Although the Frankfurt-based institution came close this spring to agreeing a medium-term funding plan for Irish banks, Mr Draghi told a European Parliament committee that such a scheme might compromise the ECB’s core mandate to control inflation.

With Ireland’s banks heavily dependent on emergency short-term ECB loans, the Government had argued when advancing its rescue plan for the sector that the provision of medium-term loans would strengthen the recovery effort. A mooted ECB scheme did not proceed, although the bank did agree to waive its collateral rules for Irish banks.

Mr Draghi signalled that the ECB’s policy on this is unlikely to change under his leadership. Any such scheme for Irish banks would amount to a “selective policy”, which would be in conflict with the ECB’s objective of promoting price stability, he told MEPs.

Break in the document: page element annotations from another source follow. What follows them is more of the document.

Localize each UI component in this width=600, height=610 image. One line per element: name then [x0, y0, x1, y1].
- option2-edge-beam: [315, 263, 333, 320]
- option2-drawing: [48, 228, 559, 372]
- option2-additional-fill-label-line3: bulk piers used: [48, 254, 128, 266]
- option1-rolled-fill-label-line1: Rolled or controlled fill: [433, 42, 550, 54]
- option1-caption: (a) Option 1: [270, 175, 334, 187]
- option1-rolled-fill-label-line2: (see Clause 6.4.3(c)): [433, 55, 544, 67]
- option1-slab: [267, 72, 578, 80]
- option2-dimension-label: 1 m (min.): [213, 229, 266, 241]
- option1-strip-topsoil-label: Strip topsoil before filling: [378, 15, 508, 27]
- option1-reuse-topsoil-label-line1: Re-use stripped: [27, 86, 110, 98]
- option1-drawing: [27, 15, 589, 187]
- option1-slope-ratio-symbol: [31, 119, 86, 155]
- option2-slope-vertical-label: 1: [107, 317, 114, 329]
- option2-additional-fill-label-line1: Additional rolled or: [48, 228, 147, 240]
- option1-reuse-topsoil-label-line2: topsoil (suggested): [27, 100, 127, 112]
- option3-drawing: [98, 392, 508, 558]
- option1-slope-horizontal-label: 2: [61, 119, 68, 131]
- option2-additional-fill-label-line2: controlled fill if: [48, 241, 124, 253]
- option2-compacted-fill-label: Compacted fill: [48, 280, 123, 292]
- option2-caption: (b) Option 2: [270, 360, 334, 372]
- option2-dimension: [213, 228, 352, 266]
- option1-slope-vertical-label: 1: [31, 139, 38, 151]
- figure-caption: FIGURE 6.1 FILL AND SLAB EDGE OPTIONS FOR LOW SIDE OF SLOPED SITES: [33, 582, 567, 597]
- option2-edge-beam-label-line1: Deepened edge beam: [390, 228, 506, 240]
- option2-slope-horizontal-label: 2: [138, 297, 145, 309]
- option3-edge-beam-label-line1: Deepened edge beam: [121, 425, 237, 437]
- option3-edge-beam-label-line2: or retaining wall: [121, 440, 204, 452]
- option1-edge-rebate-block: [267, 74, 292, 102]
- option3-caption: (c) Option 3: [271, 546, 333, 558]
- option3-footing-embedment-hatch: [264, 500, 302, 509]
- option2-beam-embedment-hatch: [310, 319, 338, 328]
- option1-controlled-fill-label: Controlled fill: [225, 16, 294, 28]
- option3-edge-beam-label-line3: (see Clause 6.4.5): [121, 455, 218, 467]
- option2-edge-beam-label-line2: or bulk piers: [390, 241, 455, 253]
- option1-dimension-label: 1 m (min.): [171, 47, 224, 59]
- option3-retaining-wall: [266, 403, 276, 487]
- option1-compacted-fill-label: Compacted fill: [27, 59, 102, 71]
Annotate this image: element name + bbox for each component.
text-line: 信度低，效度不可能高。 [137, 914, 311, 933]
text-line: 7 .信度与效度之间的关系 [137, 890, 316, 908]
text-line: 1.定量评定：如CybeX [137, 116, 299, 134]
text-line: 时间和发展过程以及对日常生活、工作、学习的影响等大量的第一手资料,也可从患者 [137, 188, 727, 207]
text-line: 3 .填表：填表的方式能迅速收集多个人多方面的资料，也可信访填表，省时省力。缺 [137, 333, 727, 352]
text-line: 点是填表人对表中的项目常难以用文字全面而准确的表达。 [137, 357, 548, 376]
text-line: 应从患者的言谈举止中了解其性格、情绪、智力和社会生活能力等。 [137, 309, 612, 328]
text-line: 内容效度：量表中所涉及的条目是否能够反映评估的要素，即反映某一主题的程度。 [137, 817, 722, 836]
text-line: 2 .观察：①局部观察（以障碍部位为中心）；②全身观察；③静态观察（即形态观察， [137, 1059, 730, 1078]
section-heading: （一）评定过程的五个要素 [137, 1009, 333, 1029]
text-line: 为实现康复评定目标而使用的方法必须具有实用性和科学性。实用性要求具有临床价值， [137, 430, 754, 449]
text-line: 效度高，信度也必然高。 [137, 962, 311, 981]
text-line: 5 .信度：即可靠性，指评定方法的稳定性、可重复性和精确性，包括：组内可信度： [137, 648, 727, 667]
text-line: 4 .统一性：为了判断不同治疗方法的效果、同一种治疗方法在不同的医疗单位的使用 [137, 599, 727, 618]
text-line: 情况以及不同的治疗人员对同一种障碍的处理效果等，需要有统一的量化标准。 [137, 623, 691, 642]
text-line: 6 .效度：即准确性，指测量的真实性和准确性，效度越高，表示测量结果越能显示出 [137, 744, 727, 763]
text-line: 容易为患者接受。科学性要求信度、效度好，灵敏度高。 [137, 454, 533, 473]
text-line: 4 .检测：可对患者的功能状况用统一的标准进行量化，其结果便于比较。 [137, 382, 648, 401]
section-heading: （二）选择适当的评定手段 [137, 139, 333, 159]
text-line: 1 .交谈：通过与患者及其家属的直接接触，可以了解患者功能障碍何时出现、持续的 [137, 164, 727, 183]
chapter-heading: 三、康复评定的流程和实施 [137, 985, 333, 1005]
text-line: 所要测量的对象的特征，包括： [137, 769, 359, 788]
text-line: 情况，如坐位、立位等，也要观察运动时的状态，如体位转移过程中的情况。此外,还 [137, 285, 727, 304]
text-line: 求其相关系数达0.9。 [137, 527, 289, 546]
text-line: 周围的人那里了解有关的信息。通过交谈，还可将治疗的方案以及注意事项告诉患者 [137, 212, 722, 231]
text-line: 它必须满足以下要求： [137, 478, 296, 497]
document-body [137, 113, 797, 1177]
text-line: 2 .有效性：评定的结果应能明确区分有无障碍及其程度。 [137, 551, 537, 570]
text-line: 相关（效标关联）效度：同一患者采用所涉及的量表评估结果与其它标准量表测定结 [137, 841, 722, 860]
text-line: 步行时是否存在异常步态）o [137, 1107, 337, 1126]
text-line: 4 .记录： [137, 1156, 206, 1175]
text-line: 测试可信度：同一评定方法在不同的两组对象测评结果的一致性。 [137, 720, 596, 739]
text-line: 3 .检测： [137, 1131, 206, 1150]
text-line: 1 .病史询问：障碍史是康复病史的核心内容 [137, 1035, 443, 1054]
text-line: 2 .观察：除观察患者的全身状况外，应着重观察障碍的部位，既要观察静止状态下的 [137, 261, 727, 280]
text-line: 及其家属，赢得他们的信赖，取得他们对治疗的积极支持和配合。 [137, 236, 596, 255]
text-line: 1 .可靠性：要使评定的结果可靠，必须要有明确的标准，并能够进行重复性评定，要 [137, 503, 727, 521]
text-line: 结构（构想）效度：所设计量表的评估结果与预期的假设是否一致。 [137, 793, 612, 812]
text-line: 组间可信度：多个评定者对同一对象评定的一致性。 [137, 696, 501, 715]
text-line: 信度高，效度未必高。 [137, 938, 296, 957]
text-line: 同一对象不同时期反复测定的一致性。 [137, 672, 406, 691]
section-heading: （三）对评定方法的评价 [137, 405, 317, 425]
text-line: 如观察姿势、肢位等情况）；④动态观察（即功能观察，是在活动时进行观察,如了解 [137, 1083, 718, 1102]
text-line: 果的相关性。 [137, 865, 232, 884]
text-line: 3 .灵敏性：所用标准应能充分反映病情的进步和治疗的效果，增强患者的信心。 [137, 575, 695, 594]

“We would be issuing liquidity no matter what price expectations would be,” he said. “If we do it for one country, why not do it for other countries that are in a similar situation, and if we do it for all countries we don’t run monetary policy any more.”

His appearance in the parliament came as Mr Trichet discussed the Greek debt crisis at an emergency meeting of euro zone finance ministers in Brussels.

Echoing recent remarks by a succession of top-ranking ECB figures, he said the cost of a default would exceed the benefits and added that a default would not address the root causes of the crisis.

“There would still be a primary deficit that would need to be financed after the default.”